ADS (Astrophysics Data System) held its second ADS Users Group meeting on 2–3 November. In advance of the meeting, on 1 November I spent the day meeting with Alberto Accomazzi (ADS PI), Michael Kurtz (Project Scientist), Edwin Henneken (IT Specialist), and members of the ADS development team.

The ADS Digital Library was founded in the early 1990s, at about the same time as arXiv, and has become an indispensable resource for the astronomy and astrophysics research community (see Kurtz et al, 2000).

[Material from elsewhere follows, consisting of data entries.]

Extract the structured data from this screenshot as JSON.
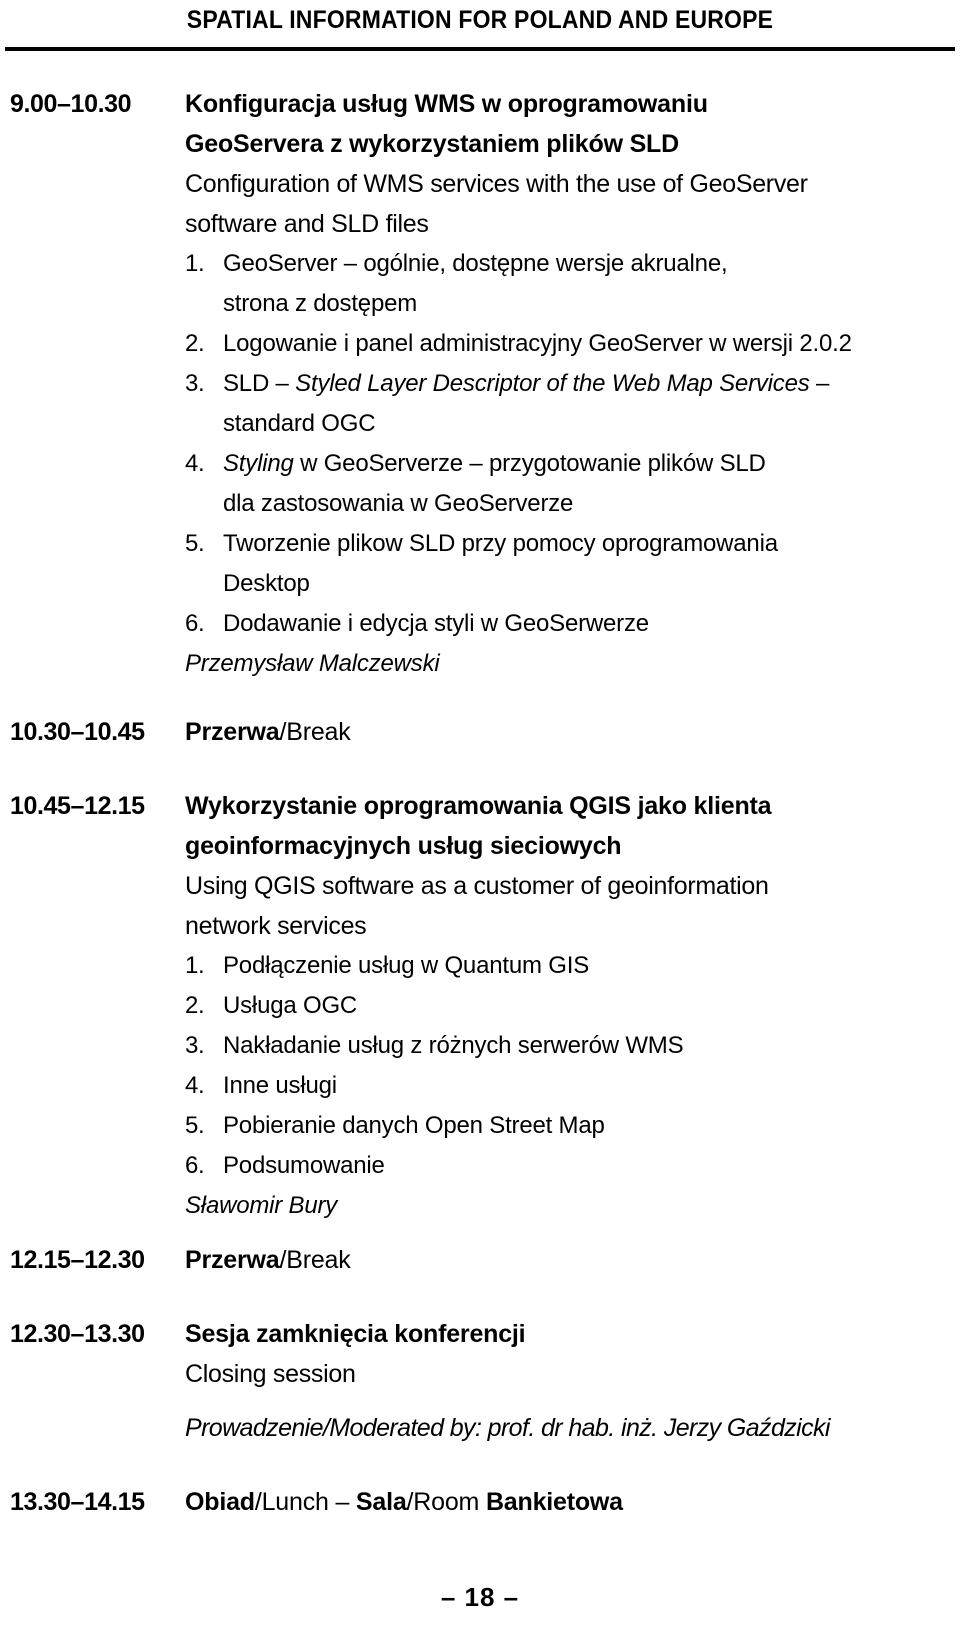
{
  "header": {
    "running_title": "SPATIAL INFORMATION FOR POLAND AND EUROPE"
  },
  "footer": {
    "page_number": "– 18 –"
  },
  "schedule": {
    "entries": [
      {
        "time": "9.00–10.30",
        "title_pl_line1": "Konfiguracja usług WMS w oprogramowaniu",
        "title_pl_line2": "GeoServera z wykorzystaniem plików SLD",
        "title_en_line1": "Configuration of WMS services with the use of  GeoServer",
        "title_en_line2": "software and SLD files",
        "topics": [
          {
            "num": "1.",
            "text_a": "GeoServer – ogólnie, dostępne wersje akrualne,",
            "text_b": "strona z dostępem"
          },
          {
            "num": "2.",
            "text_a": "Logowanie i panel administracyjny GeoServer w wersji 2.0.2"
          },
          {
            "num": "3.",
            "text_pre": "SLD – ",
            "text_italic": "Styled Layer Descriptor of the Web Map Services",
            "text_post": " –",
            "text_b": "standard OGC"
          },
          {
            "num": "4.",
            "text_italic_lead": "Styling",
            "text_a": " w GeoServerze – przygotowanie plików SLD",
            "text_b": "dla zastosowania w GeoServerze"
          },
          {
            "num": "5.",
            "text_a": "Tworzenie plikow SLD przy pomocy oprogramowania",
            "text_b": "Desktop"
          },
          {
            "num": "6.",
            "text_a": "Dodawanie i edycja styli w GeoSerwerze"
          }
        ],
        "speaker": "Przemysław  Malczewski"
      },
      {
        "time": "10.30–10.45",
        "simple_bold": "Przerwa",
        "simple_rest": "/Break"
      },
      {
        "time": "10.45–12.15",
        "title_pl_line1": "Wykorzystanie oprogramowania QGIS jako klienta",
        "title_pl_line2": "geoinformacyjnych usług sieciowych",
        "title_en_line1": "Using QGIS software as a customer of geoinformation",
        "title_en_line2": "network services",
        "topics": [
          {
            "num": "1.",
            "text_a": "Podłączenie usług w Quantum GIS"
          },
          {
            "num": "2.",
            "text_a": "Usługa OGC"
          },
          {
            "num": "3.",
            "text_a": "Nakładanie usług z różnych serwerów WMS"
          },
          {
            "num": "4.",
            "text_a": "Inne usługi"
          },
          {
            "num": "5.",
            "text_a": "Pobieranie danych Open Street Map"
          },
          {
            "num": "6.",
            "text_a": "Podsumowanie"
          }
        ],
        "speaker": "Sławomir Bury"
      },
      {
        "time": "12.15–12.30",
        "simple_bold": "Przerwa",
        "simple_rest": "/Break"
      },
      {
        "time": "12.30–13.30",
        "title_pl_line1": "Sesja zamknięcia konferencji",
        "title_en_line1": "Closing session",
        "moderator": "Prowadzenie/Moderated by: prof. dr hab. inż. Jerzy Gaździcki"
      },
      {
        "time": "13.30–14.15",
        "lunch_bold_1": "Obiad",
        "lunch_rest_1": "/Lunch – ",
        "lunch_bold_2": "Sala",
        "lunch_rest_2": "/Room ",
        "lunch_bold_3": "Bankietowa"
      }
    ]
  }
}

We’ve worked closely with ADS over the years. Given the recent ramp-up of development effort at ADS to support the ADS Bumblebee project, and the parallel ramp-up for arXiv NG, this is an opportune time for ADS and arXiv to coordinate and possibly collaborate on new problems of mutual interest. This post is a recap of some of the things that we discussed.

Background

As a relative newcomer to arXiv, it was extremely valuable to see firsthand how our close partners interact with arXiv.org and uses arXiv content. ADS currently interacts with arXiv in the following ways:

  • ADS consumes arXiv publications on a daily basis via our OAI-PMH endpoint.
  • To populate the ADS Bumblebee search index, ADS also extracts plain text from arXiv PDFs, and cited references from PDFs and TeX source packages.
  • We share some statistics with ADS to support their recommendation engine for readers.
  • ADS has developed an extensive set of methods for matching arXiv papers with corresponding publications in journals and conference proceedings. ADS shares those matches with us via its API, and we use that information to populate DOI and JREF fields on arXiv papers.

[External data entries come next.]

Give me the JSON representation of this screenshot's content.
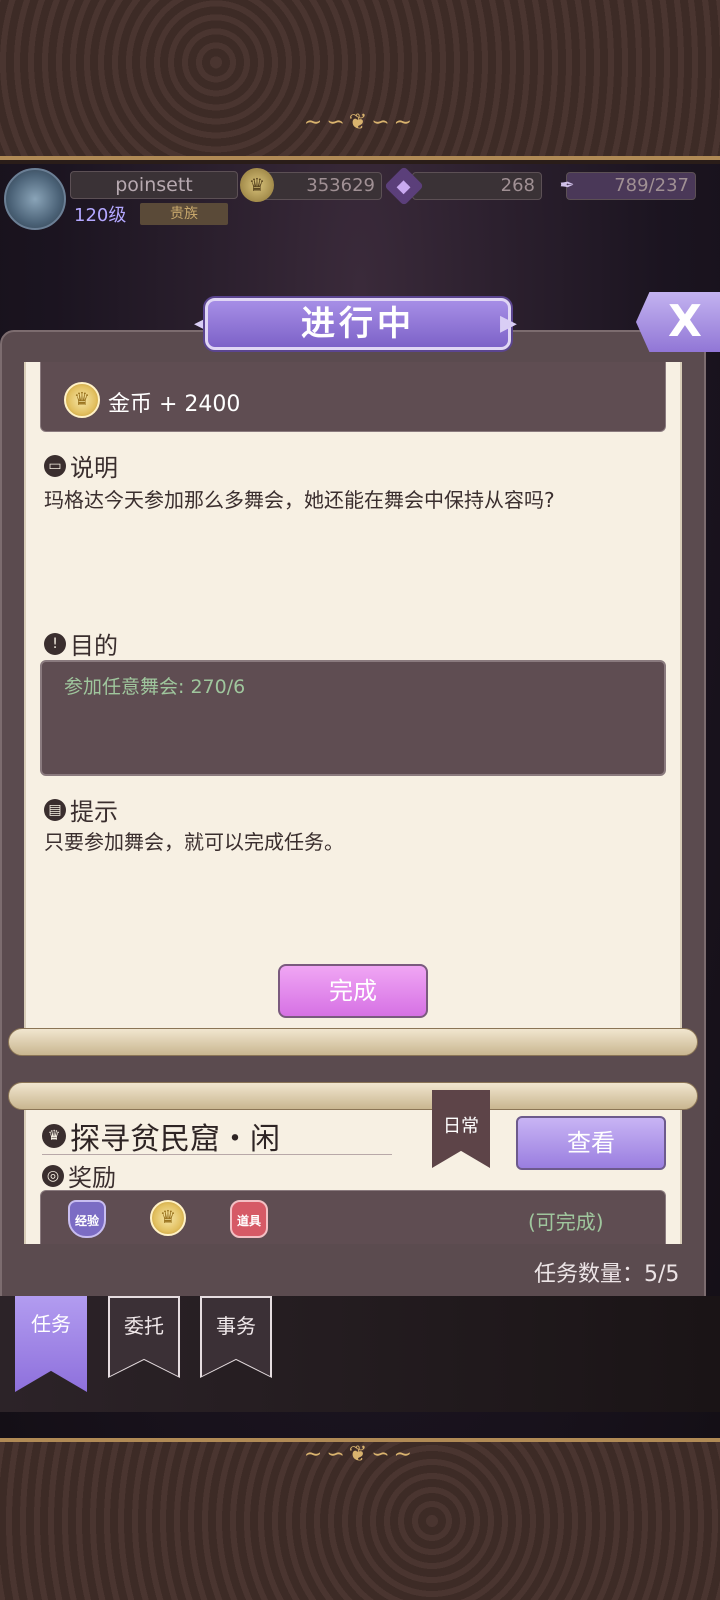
{
  "player": {
    "name": "poinsett",
    "level": "120级",
    "title_badge": "贵族"
  },
  "resources": {
    "gold": "353629",
    "diamond": "268",
    "stamina": "789/237"
  },
  "header": {
    "title": "进行中",
    "close_label": "X"
  },
  "current_quest": {
    "reward_text": "金币 + 2400",
    "description_label": "说明",
    "description": "玛格达今天参加那么多舞会，她还能在舞会中保持从容吗?",
    "goal_label": "目的",
    "goal": "参加任意舞会: 270/6",
    "hint_label": "提示",
    "hint": "只要参加舞会，就可以完成任务。",
    "complete_button": "完成"
  },
  "next_quest": {
    "title": "探寻贫民窟・闲",
    "tag": "日常",
    "view_button": "查看",
    "reward_label": "奖励",
    "reward_badges": [
      "经验",
      "道具"
    ],
    "status": "(可完成)"
  },
  "task_count": "任务数量：5/5",
  "tabs": [
    {
      "label": "任务",
      "active": true
    },
    {
      "label": "委托",
      "active": false
    },
    {
      "label": "事务",
      "active": false
    }
  ],
  "colors": {
    "accent_purple": "#9176d6",
    "complete_pink": "#e08aee",
    "paper": "#f7f0e3",
    "goal_green": "#9fc69d"
  }
}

Challenges & Opportunities

ADS is in the process of migrating from their ADS Classic platform to an exciting feature-rich platform called ADS Bumblebee.  There are a few areas in which arXiv and ADS can work together to address challenges in the Bumblebee project.

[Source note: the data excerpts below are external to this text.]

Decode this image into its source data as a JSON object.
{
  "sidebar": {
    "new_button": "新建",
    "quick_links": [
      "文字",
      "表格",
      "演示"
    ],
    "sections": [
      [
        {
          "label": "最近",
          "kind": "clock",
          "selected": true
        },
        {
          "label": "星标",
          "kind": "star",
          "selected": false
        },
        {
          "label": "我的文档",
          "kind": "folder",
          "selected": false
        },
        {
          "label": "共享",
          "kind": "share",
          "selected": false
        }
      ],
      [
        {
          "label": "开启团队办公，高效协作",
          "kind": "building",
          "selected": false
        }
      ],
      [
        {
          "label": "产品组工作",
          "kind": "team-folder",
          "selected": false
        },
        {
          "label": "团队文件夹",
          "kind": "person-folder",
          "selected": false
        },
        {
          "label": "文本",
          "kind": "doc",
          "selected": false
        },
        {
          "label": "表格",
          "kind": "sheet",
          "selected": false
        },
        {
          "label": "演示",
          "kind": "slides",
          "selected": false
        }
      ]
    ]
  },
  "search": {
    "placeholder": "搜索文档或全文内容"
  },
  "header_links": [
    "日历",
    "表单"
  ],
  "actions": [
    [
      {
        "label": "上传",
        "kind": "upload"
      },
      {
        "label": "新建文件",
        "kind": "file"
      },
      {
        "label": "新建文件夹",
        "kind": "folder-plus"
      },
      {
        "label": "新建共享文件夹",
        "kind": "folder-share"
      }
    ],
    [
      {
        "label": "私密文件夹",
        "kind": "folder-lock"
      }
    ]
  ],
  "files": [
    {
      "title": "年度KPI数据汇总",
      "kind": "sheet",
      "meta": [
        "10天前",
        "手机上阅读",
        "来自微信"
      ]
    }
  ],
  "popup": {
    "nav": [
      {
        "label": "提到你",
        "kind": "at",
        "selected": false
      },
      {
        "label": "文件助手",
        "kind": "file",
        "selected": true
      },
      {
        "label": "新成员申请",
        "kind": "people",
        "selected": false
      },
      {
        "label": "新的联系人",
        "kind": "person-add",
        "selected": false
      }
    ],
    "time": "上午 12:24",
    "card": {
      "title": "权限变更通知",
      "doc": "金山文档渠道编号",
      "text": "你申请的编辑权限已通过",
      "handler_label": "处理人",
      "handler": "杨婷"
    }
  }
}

  • Currently, data availability in ADS Bumblebee lags behind ADS Classic, and the ADS team is making great strides in closing that gap. A major driver of that delay is the daily update from arXiv, which involves extra processing steps such as plain text extraction.
  • ADS is working to improve its metadata models for authors, institutions, and scientific collaborations. Currently, since arXiv lacks an explicit representation of authors and other entities in metadata, ADS must parse author metadata from arXiv heuristically. Challenges include author disambiguation, arXiv’s lack of exposure of ORCID IDs in its metadata, and disambiguation of collaborations and institutions and mapping those entities to authors.

How arXiv can help

  • As arXiv moves toward a more modern, RESTful JSON API for publication metadata, ADS is in a good position to utilize it for their regular updates.
  • General improvements to the metadata that we expose via APIs. ADS encounters some of the same limitations described by other API consumers, e.g. difficulty limiting results by publication date.
  • Improvements to author, institution, and collaboration metadata associated with arXiv papers will make it much easier for partners like ADS to utilize arXiv content.
  • Make full-text and cited references available via API. If these products were of equivalent or superior quality to those produced internally by ADS, it would simplify their workflow to rely on these APIs.
  • Continue to provide data to support ADS’ recommendation tools.

Longer-term possibilities

ADS and arXiv have adopted a remarkably similar set of technologies for new development, including Python/Flask, Docker, and AWS, and are adopting similar architectural patterns (e.g. microservices, API gateway). Now that arXiv and ADS are both releasing source code under open source licenses, this creates a wider opening for potential direct collaboration on projects of shared interest. Some areas for potential collaboration include author disambiguation, reference extraction, sharing expertise related to infrastructure and technology (in particular AWS), and support for automated annotation to aid classification.

I’m excited about the possibilities for closer collaboration with the ADS team throughout the Bumblebee and arXiv-NG projects.